In this vignette we’ll calculate an 88 percent confidence interval for the mean of a single sample. We’ll use the same data we use for a one-sample T-test, which was:
\[ 3, 7, 11, 0, 7, 0, 4, 5, 6, 2 \]
Recall that a confidence interval for the mean based off the T distribution is valid when:
In the T-test example we verified that the sample seems to come from a normal distribution using a quantile-quantile plot (QQ-plot).
The formula for a confidence interval with confidence coefficient \(1 - \alpha\) (in our case this is 0.88) is then:
\[ \left( \bar x + t_{n-1, \alpha / 2} \cdot \frac{s}{\sqrt{n}}, \bar x + t_{n-1, 1 - \alpha / 2} \cdot \frac{s}{\sqrt{n}} \right) \]
where \(\bar x = \frac 1n \sum_{i=1}^n x_i\) is the sample mean, \(t_{n-1, \alpha / 2}\) is the \(\alpha / 2\) lower quantile of a \(t_{n-1}\) distribution, \(s = \sqrt{\frac{1}{n-1} \sum_{i=1}^n (x_i - \bar x)^2}\) is the sample standard deviation, and \(n\) is the sample size. Since the T distribution is symmetric around zero, this is exactly equivalent to
\[ \left( \bar x - t_{n-1, 1 - \alpha / 2} \cdot \frac{s}{\sqrt{n}}, \bar x + t_{n-1, 1 - \alpha / 2} \cdot \frac{s}{\sqrt{n}} \right) \]

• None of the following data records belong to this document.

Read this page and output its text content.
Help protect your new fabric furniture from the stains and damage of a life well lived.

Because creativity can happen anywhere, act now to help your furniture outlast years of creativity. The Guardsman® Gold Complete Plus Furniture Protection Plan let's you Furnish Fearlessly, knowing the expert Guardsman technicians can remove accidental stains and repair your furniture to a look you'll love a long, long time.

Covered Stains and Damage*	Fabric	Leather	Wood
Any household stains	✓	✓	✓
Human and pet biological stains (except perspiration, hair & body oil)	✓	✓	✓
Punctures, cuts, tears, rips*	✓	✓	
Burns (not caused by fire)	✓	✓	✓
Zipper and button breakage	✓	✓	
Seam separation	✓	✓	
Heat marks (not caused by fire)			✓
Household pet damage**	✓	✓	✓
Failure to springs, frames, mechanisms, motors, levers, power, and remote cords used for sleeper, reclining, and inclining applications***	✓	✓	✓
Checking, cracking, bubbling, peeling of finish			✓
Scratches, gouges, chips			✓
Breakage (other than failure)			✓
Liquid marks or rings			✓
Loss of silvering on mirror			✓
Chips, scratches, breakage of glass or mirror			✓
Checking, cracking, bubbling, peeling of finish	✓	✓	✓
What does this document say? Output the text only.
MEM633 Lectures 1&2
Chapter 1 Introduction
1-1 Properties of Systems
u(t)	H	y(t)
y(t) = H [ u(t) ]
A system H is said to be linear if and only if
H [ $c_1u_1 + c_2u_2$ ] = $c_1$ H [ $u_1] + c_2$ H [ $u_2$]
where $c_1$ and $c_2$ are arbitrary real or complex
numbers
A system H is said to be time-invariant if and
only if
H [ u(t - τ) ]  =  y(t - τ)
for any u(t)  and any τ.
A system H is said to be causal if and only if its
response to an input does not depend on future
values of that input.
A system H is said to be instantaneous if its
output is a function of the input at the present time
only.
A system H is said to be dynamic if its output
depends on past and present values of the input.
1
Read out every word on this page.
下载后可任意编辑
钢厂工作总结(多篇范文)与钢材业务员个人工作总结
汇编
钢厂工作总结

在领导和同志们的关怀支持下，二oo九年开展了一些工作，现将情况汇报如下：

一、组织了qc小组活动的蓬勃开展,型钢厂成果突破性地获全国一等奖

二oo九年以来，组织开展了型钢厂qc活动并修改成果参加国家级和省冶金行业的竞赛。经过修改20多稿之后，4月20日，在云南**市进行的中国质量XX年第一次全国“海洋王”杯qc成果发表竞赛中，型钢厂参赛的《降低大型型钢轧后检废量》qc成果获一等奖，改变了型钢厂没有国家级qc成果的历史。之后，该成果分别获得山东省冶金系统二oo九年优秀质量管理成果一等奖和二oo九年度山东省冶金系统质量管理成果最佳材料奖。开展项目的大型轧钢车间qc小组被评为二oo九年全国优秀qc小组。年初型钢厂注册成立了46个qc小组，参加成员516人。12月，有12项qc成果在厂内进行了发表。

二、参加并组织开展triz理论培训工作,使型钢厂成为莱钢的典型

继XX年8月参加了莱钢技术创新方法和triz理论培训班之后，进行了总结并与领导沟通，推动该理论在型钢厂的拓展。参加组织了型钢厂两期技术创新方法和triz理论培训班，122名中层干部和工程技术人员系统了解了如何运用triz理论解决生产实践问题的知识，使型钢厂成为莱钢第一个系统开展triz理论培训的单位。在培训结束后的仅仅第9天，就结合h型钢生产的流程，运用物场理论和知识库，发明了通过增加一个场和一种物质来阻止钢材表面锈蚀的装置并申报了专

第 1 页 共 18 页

which may look slightly more familiar. Having trouble seeing what the difference is? Look at the subscript of the quantiles \(t\). Let’s go ahead and calculate this out in R. Since our confidence coefficient is 0.88 (corresponding to an 88 percent confidence interval) we have:
\[ 0.88 = 1 - \alpha \]
so that \(\alpha = 0.12\). Now we can get started.
library(distributions3)
# read in the data
x <- c(3, 7, 11, 0, 7, 0, 4, 5, 6, 2)
n <- length(x)
# make T_9 random variable
T_9 <- StudentsT(df = 9)
# first approach
mean(x) + quantile(T_9, 0.12 / 2) * sd(x) / sqrt(n)
#> [1] 2.631598
mean(x) + quantile(T_9, 1 - 0.12 / 2) * sd(x) / sqrt(n)
#> [1] 6.368402
So our confidence interval using the first set of equations is (2.63, 6.37). Now we use the second set of equations:
# second approach
mean(x) - quantile(T_9, 1 - 0.12 / 2) * sd(x) / sqrt(n)
#> [1] 2.631598
mean(x) + quantile(T_9, 1 - 0.12 / 2) * sd(x) / sqrt(n)
#> [1] 6.368402
We get the same thing! Just like we expected.
There’s one last thing we need to address. You may not have seen either of the formulas for a T-confidence interval that I wrote. You may have seen the formula:
\[ \left( \bar x - t_{n-1, \alpha / 2} \cdot \frac{s}{\sqrt{n}}, \bar x + t_{n-1, \alpha / 2} \cdot \frac{s}{\sqrt{n}} \right) \]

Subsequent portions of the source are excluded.